The loop of Henle (LOH) – the tubule straightens and then enters the medulla to become the thin descending limb. This undergoes a hairpin bend to continue as the thin and then the thick ascending limb of the LOH. The main role of the LOH is to generate a longitudinal osmotic gradient in the renal medulla, which allows controlled water reabsorption from the collecting ducts.
The distal convoluted tubule (DCT) – the thick ascending limb of the LOH returns to the renal cortex to form the DCT, the site of regulated reabsorption.
The collecting duct (CD) – the DCT becomes the CD, before forming a minor calyx. The CD is an important site of water reabsorption.
The arterial blood supply of the nephron is unique:
The renal arterial tree divides as usual to give afferent arterioles, which in turn divide to give rise to the glomerular capillaries. These capillaries then unite to form efferent arterioles.
By varying the relative resistances of the afferent and efferent arterioles, glomerular capillary hydrostatic pressure, which is the main driving force for glomerular filtration, can be modified. Glomerular filtration is therefore controllable (see Chapter 68).
The vasa recta are an additional set of arterioles that arise from the efferent arterioles, whose role is to supply blood to the renal medulla. The vasa recta also have an unusual feature: they descend with the ascending limb of the LOH and ascend with the descending limb, providing a countercurrent flow of blood. This countercurrent arrangement is required to generate the high solute concentration gradients of the renal medulla (see Chapter 69).
It is important to note that this anatomy results in a well-vascularised renal cortex, but a relatively poor blood supply to the renal medulla. This latter feature prevents washout of solutes from the medullary interstitium that are required for water reabsorption.
The DCT folds back to lie anatomically very close to its corresponding glomerulus. At this point are located a group of specialised cells that form the juxtaglomerular apparatus, consisting of three components:
Granular cells, located within the wall of the afferent arteriole, whose role is renin secretion.
Macula densa cells, located at the junction of the DCT and the thick ascending limb of the LOH. Macula densa cells sense tubular Na+ and Cl‾ concentration.
Extra-glomerular mesangial cells. These interact with the macula densa via a purinergic signalling mechanism to control the granular cells and the vascular smooth muscle of the afferent arterioles.
Despite only making up 1% of total body weight, the kidneys receive a blood flow of approximately 1000 mL/min, 20% of the cardiac output. Unlike tissues such as skeletal muscle, the kidneys receive far more blood than is required for their metabolic activity, reflecting their function of blood filtration. There is a greater proportion of blood flow to the glomerulus (500 mL/100 g of tissue/min) than the medulla (outer medulla: 100 mL/100 g/min; inner medulla: 20 mL/100 g/min).
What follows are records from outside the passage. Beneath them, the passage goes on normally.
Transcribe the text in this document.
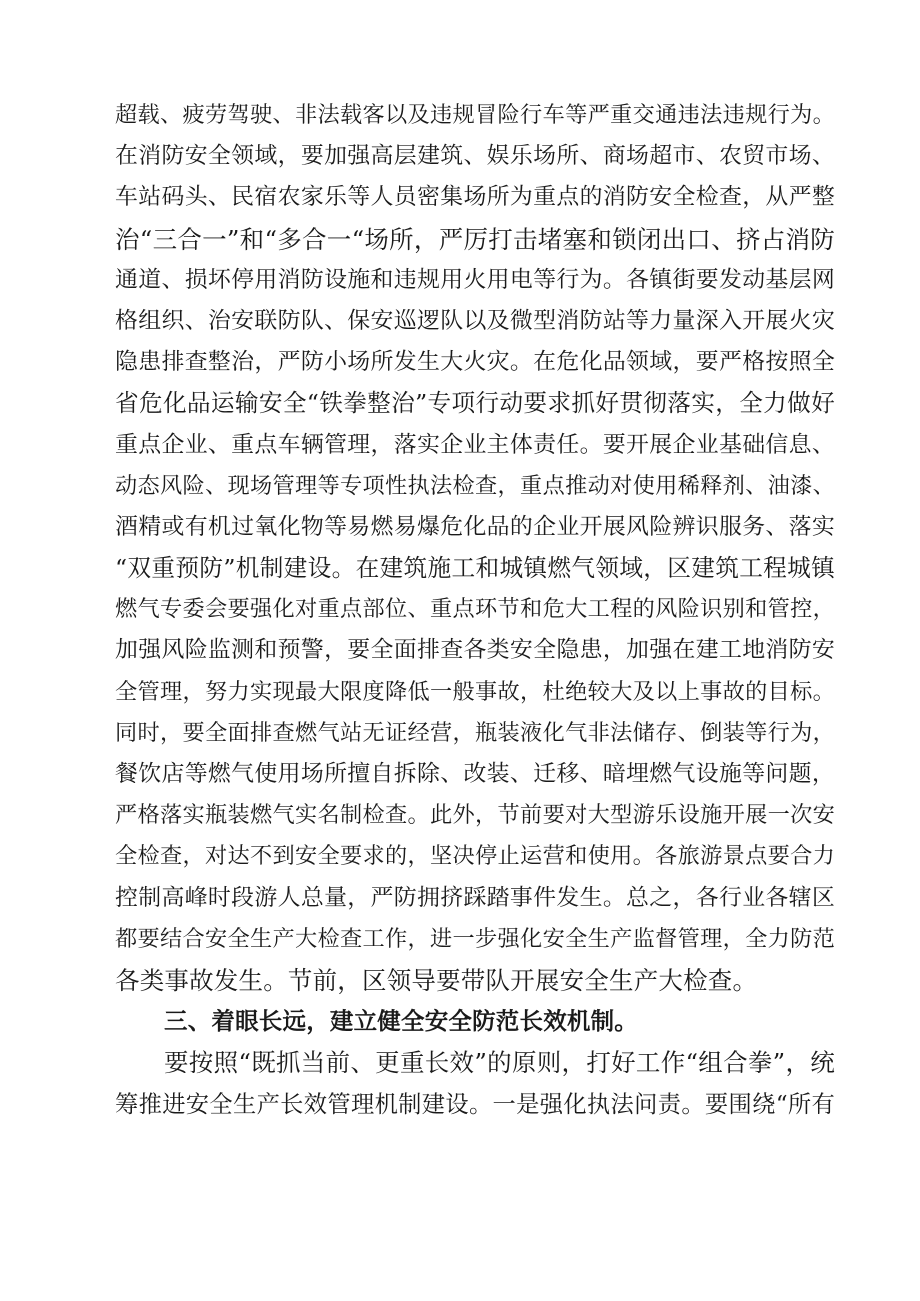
超载、疲劳驾驶、非法载客以及违规冒险行车等严重交通违法违规行为。
在消防安全领域，要加强高层建筑、娱乐场所、商场超市、农贸市场、
车站码头、民宿农家乐等人员密集场所为重点的消防安全检查，从严整
治“三合一”和“多合一“场所，严厉打击堵塞和锁闭出口、挤占消防
通道、损坏停用消防设施和违规用火用电等行为。各镇街要发动基层网
格组织、治安联防队、保安巡逻队以及微型消防站等力量深入开展火灾
隐患排查整治，严防小场所发生大火灾。在危化品领域，要严格按照全
省危化品运输安全“铁拳整治”专项行动要求抓好贯彻落实，全力做好
重点企业、重点车辆管理，落实企业主体责任。要开展企业基础信息、
动态风险、现场管理等专项性执法检查，重点推动对使用稀释剂、油漆、
酒精或有机过氧化物等易燃易爆危化品的企业开展风险辨识服务、落实
“双重预防”机制建设。在建筑施工和城镇燃气领域，区建筑工程城镇
燃气专委会要强化对重点部位、重点环节和危大工程的风险识别和管控，
加强风险监测和预警，要全面排查各类安全隐患，加强在建工地消防安
全管理，努力实现最大限度降低一般事故，杜绝较大及以上事故的目标。
同时，要全面排查燃气站无证经营，瓶装液化气非法储存、倒装等行为，
餐饮店等燃气使用场所擅自拆除、改装、迁移、暗埋燃气设施等问题，
严格落实瓶装燃气实名制检查。此外，节前要对大型游乐设施开展一次安
全检查，对达不到安全要求的，坚决停止运营和使用。各旅游景点要合力
控制高峰时段游人总量，严防拥挤踩踏事件发生。总之，各行业各辖区
都要结合安全生产大检查工作，进一步强化安全生产监督管理，全力防范
各类事故发生。节前，区领导要带队开展安全生产大检查。
三、着眼长远，建立健全安全防范长效机制。
要按照“既抓当前、更重长效”的原则，打好工作“组合拳”，统
筹推进安全生产长效管理机制建设。一是强化执法问责。要围绕“所有
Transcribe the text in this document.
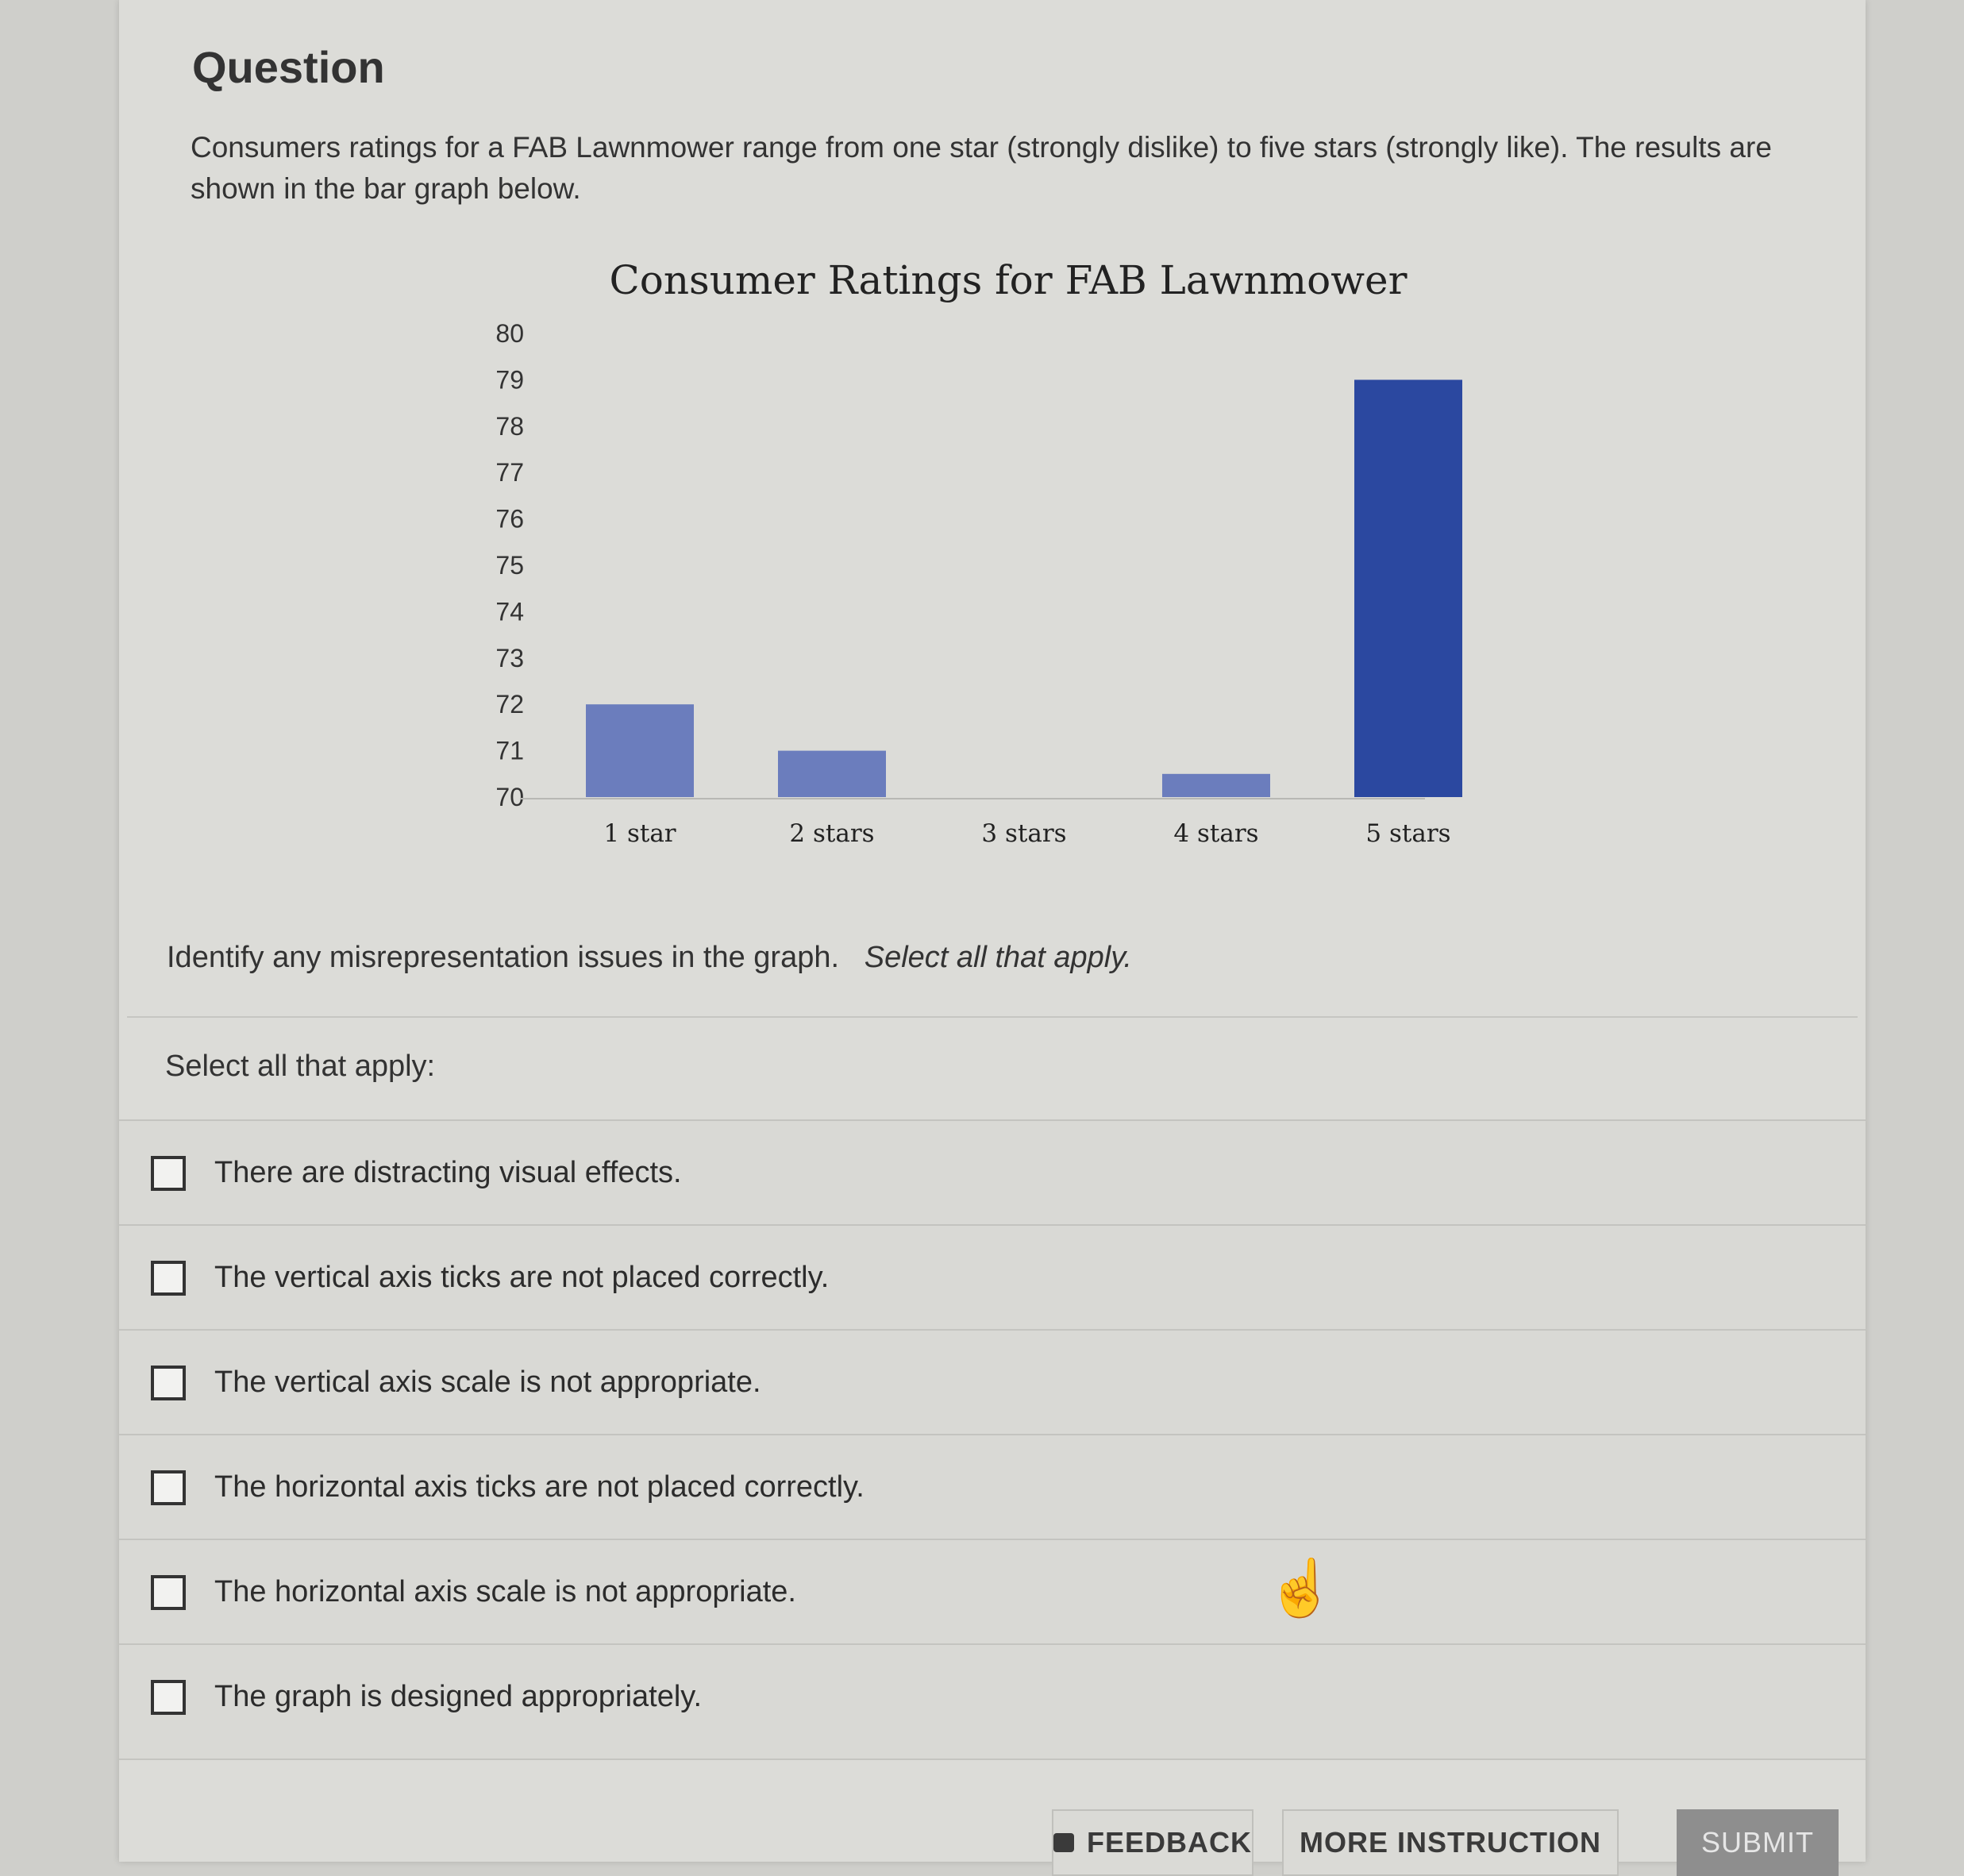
Question
Consumers ratings for a FAB Lawnmower range from one star (strongly dislike) to five stars (strongly like). The results are shown in the bar graph below.
Consumer Ratings for FAB Lawnmower
80
79
78
77
76
75
74
73
72
71
70
1 star	2 stars	3 stars	4 stars	5 stars
Identify any misrepresentation issues in the graph. Select all that apply.
Select all that apply:
There are distracting visual effects.
The vertical axis ticks are not placed correctly.
The vertical axis scale is not appropriate.
The horizontal axis ticks are not placed correctly.
The horizontal axis scale is not appropriate.
The graph is designed appropriately.
☝
FEEDBACK	MORE INSTRUCTION	SUBMIT
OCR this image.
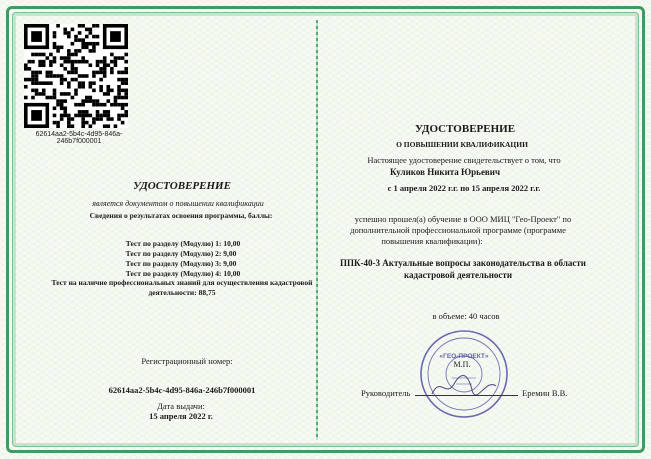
62614aa2-5b4c-4d95-846a-246b7f000001
УДОСТОВЕРЕНИЕ
является документом о повышении квалификации
Сведения о результатах освоения программы, баллы:
Тест по разделу (Модулю) 1: 10,00
Тест по разделу (Модулю) 2: 9,00
Тест по разделу (Модулю) 3: 9,00
Тест по разделу (Модулю) 4: 10,00
Тест на наличие профессиональных знаний для осуществления кадастровой
деятельности: 88,75
Регистрационный номер:
62614aa2-5b4c-4d95-846a-246b7f000001
Дата выдачи:
15 апреля 2022 г.
УДОСТОВЕРЕНИЕ
О ПОВЫШЕНИИ КВАЛИФИКАЦИИ
Настоящее удостоверение свидетельствует о том, что
Куликов Никита Юрьевич
с 1 апреля 2022 г.г. по 15 апреля 2022 г.г.
успешно прошел(а) обучение в ООО МИЦ "Гео-Проект" по
дополнительной профессиональной программе (программе
повышения квалификации):
ППК-40-3 Актуальные вопросы законодательства в области
кадастровой деятельности
в объеме: 40 часов
«ГЕО-ПРОЕКТ»
М.П.
Руководитель	Еремин В.В.
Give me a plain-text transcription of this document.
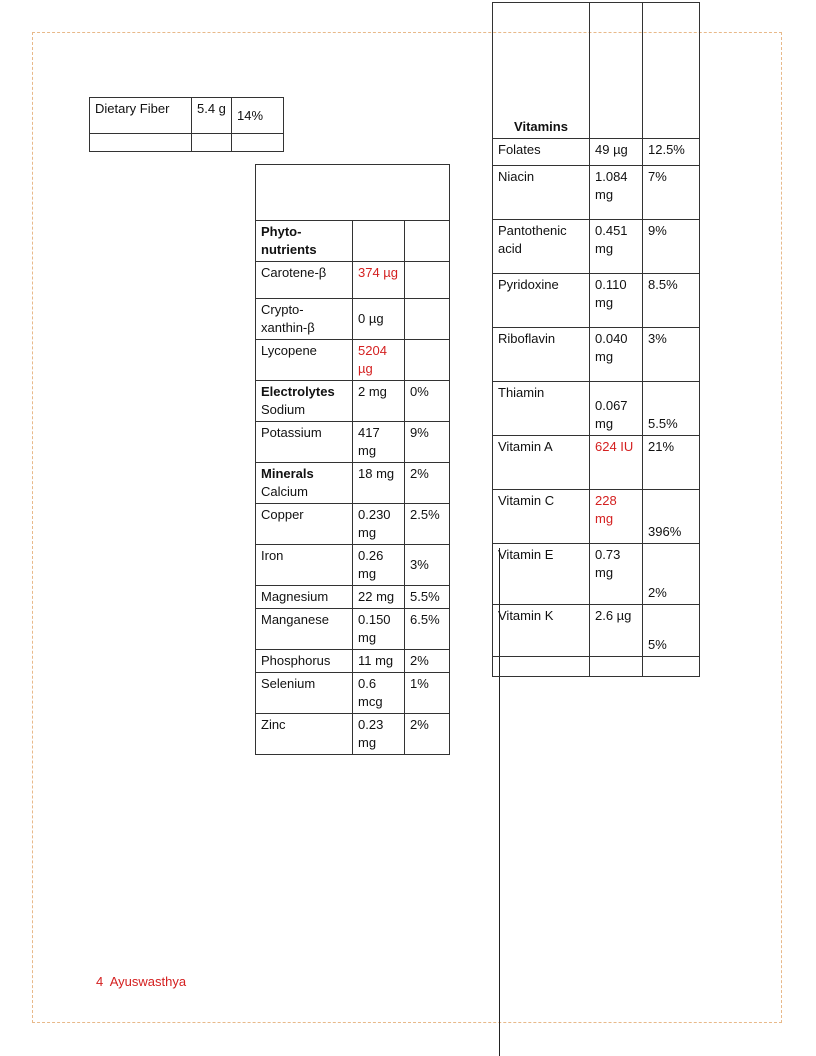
Dietary Fiber	5.4 g	14%

Phyto-nutrients		
Carotene-β	374 µg	
Crypto-xanthin-β	0 µg	
Lycopene	5204 µg	

Electrolytes
Sodium	2 mg	0%
Potassium	417 mg	9%

Minerals
Calcium	18 mg	2%
Copper	0.230 mg	2.5%
Iron	0.26 mg	3%
Magnesium	22 mg	5.5%
Manganese	0.150 mg	6.5%
Phosphorus	11 mg	2%
Selenium	0.6 mcg	1%
Zinc	0.23 mg	2%
Vitamins		
Folates	49 µg	12.5%
Niacin	1.084 mg	7%
Pantothenic acid	0.451 mg	9%
Pyridoxine	0.110 mg	8.5%
Riboflavin	0.040 mg	3%
Thiamin	0.067 mg	5.5%
Vitamin A	624 IU	21%
Vitamin C	228 mg	396%
Vitamin E	0.73 mg	2%
Vitamin K	2.6 µg	5%

4 Ayuswasthya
RBF must be tightly controlled:
Too high a flow results in end-organ damage due to high pressure. In addition, there is insufficient time for reabsorption processes to occur in the tubules, resulting in a pressure diuresis.
Too low a flow results in ischaemia, particularly of the relatively poorly vascularised medulla and metabolically active PCTs, as well as a build-up of toxic metabolites in the blood due to reduced filtration.